Day 26 - Inspiration
No one inspires me more than Ivy does - what I would give to have the courage and bravery she shares with us most days but almost equally, I look for inspiration from the other incredible families that we have met in the last 4 years. The beginning of this journey can feel so lonely and isolating but as time passes, it becomes almost normal not only to you, but to those you surround yourself with too and you begin to see just how common these struggles are for other families, not just yours. At this present moment, Ivy has more acquaintances with complex medical problems than she does with a clean bill of health and I am proud to say that some of my closest friends are people going through this too. These parents will do absolutely anything it takes to do what's best for their babies, they all remain so incredibly positive when there isn't always much to be positive about and we are all here to support and inspire one another to sometimes simply keep going. Natalie, Naomi, Grace, Mel, Sandra, Kayleigh, Abigail and so many others - thank you for being truly inspiring women to me as I could not be the mother I am to Ivy without knowing you're all out there nailing your journey's too




Day 27 - Joy
People often say they are sorry for everything that Ivy has endured in her short little life but is there really a need to say so when she finds so much joy in life, despite all that happens to her? Ivy's medical condition is of course a huge part of her life but it in no way defines her and the way the joy outshines the harships a million to one is proof of that. I strive very hard to make sure that the majority of Ivy's life is joyful to make up for the moments that aren't so great and when you have been through such tough times, ironically, it becomes much easier to find the joy in everyday in the weirdest and most wonderful of things. Ivy too, has filled our world with endless amounts of joy and that surely is never ever going to be something to be sorry for.




Day 28 - Love
And that's a wrap. I hope you have all appreciated the raw honesty and transparency this challenge has brought out of me but I also hope you don't mind that we now return to service as normal. I do not enjoy talking about the stark reality of Ivy's medical conditions anymore than people enjoy hearing about them and that is why I choose to exclusively put out the good bits of our life the majority of the time, just as I'm sure many others do on social media.
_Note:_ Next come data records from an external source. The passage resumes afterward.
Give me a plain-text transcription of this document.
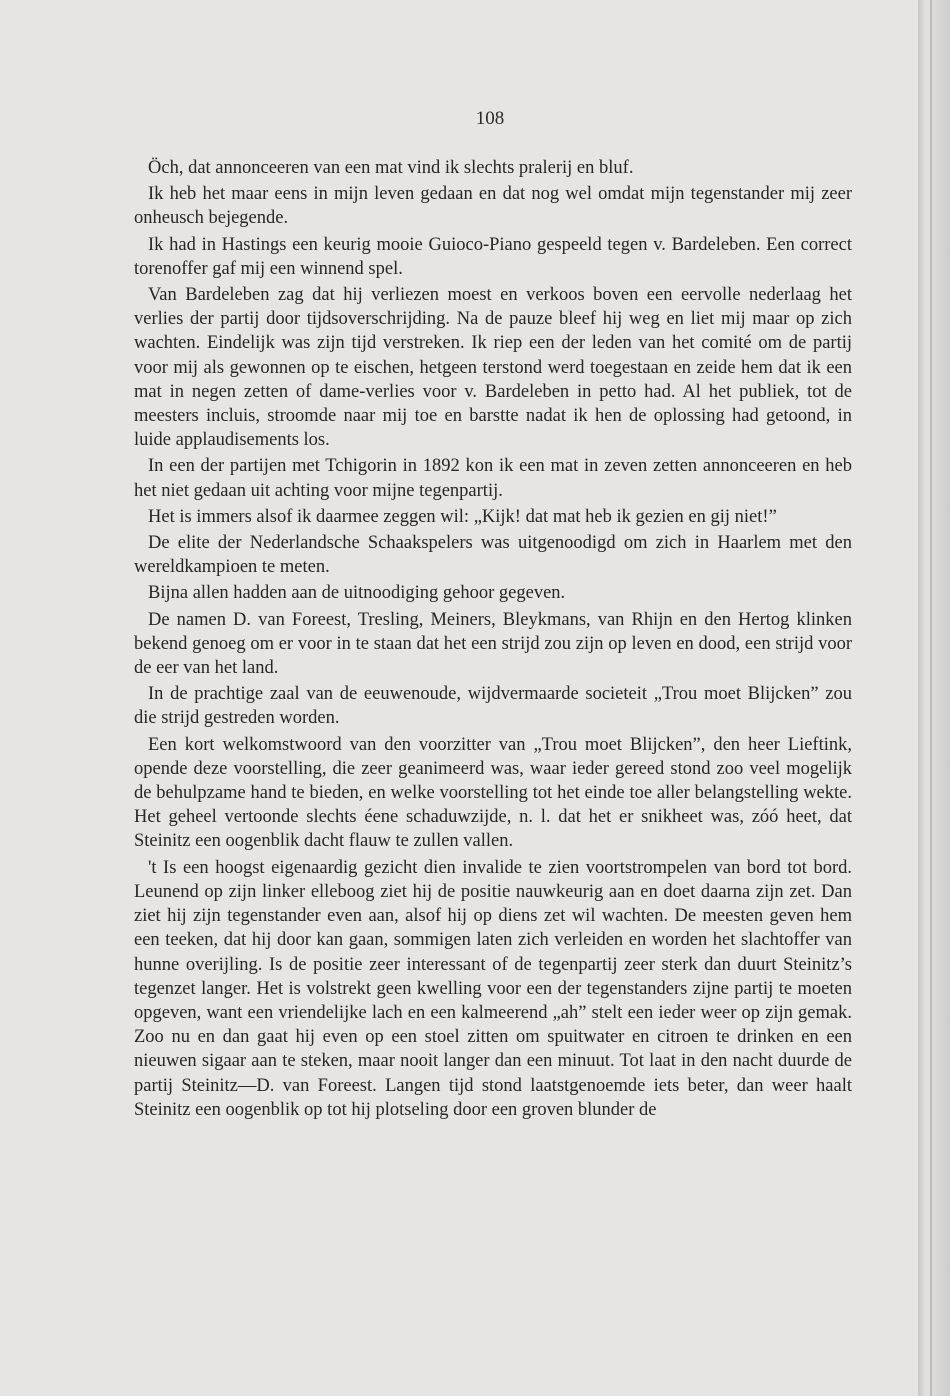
108

Öch, dat annonceeren van een mat vind ik slechts pralerij en bluf.

Ik heb het maar eens in mijn leven gedaan en dat nog wel omdat mijn tegenstander mij zeer onheusch bejegende.

Ik had in Hastings een keurig mooie Guioco-Piano gespeeld tegen v. Bardeleben. Een correct torenoffer gaf mij een winnend spel.

Van Bardeleben zag dat hij verliezen moest en verkoos boven een eervolle nederlaag het verlies der partij door tijdsoverschrijding. Na de pauze bleef hij weg en liet mij maar op zich wachten. Eindelijk was zijn tijd verstreken. Ik riep een der leden van het comité om de partij voor mij als gewonnen op te eischen, hetgeen terstond werd toegestaan en zeide hem dat ik een mat in negen zetten of dame-verlies voor v. Bardeleben in petto had. Al het publiek, tot de meesters incluis, stroomde naar mij toe en barstte nadat ik hen de oplossing had getoond, in luide applaudisements los.

In een der partijen met Tchigorin in 1892 kon ik een mat in zeven zetten annonceeren en heb het niet gedaan uit achting voor mijne tegenpartij.

Het is immers alsof ik daarmee zeggen wil: „Kijk! dat mat heb ik gezien en gij niet!”

De elite der Nederlandsche Schaakspelers was uitgenoodigd om zich in Haarlem met den wereldkampioen te meten.

Bijna allen hadden aan de uitnoodiging gehoor gegeven.

De namen D. van Foreest, Tresling, Meiners, Bleykmans, van Rhijn en den Hertog klinken bekend genoeg om er voor in te staan dat het een strijd zou zijn op leven en dood, een strijd voor de eer van het land.

In de prachtige zaal van de eeuwenoude, wijdvermaarde societeit „Trou moet Blijcken” zou die strijd gestreden worden.

Een kort welkomstwoord van den voorzitter van „Trou moet Blijcken”, den heer Lieftink, opende deze voorstelling, die zeer geanimeerd was, waar ieder gereed stond zoo veel mogelijk de behulpzame hand te bieden, en welke voorstelling tot het einde toe aller belangstelling wekte. Het geheel vertoonde slechts éene schaduwzijde, n. l. dat het er snikheet was, zóó heet, dat Steinitz een oogenblik dacht flauw te zullen vallen.

't Is een hoogst eigenaardig gezicht dien invalide te zien voortstrompelen van bord tot bord. Leunend op zijn linker elleboog ziet hij de positie nauwkeurig aan en doet daarna zijn zet. Dan ziet hij zijn tegenstander even aan, alsof hij op diens zet wil wachten. De meesten geven hem een teeken, dat hij door kan gaan, sommigen laten zich verleiden en worden het slachtoffer van hunne overijling. Is de positie zeer interessant of de tegenpartij zeer sterk dan duurt Steinitz’s tegenzet langer. Het is volstrekt geen kwelling voor een der tegenstanders zijne partij te moeten opgeven, want een vriendelijke lach en een kalmeerend „ah” stelt een ieder weer op zijn gemak. Zoo nu en dan gaat hij even op een stoel zitten om spuitwater en citroen te drinken en een nieuwen sigaar aan te steken, maar nooit langer dan een minuut. Tot laat in den nacht duurde de partij Steinitz—D. van Foreest. Langen tijd stond laatstgenoemde iets beter, dan weer haalt Steinitz een oogenblik op tot hij plotseling door een groven blunder de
I do hope though this month has opened up people's minds and hearts not just to our story but to anyone who is facing daily struggles behind these little squares, regardless of how much they have publicised them. Some are similar to ours, some are completely different, some are spoken about and some are not but that doesn't make any of them less important. Of all the emotions that have come to light for you and I this past month, I really really hope that the core one you can see is love - how much Ivy loves life, how much I love my little girl and how the love we all share with each other in this world makes our life the amazing one that it is.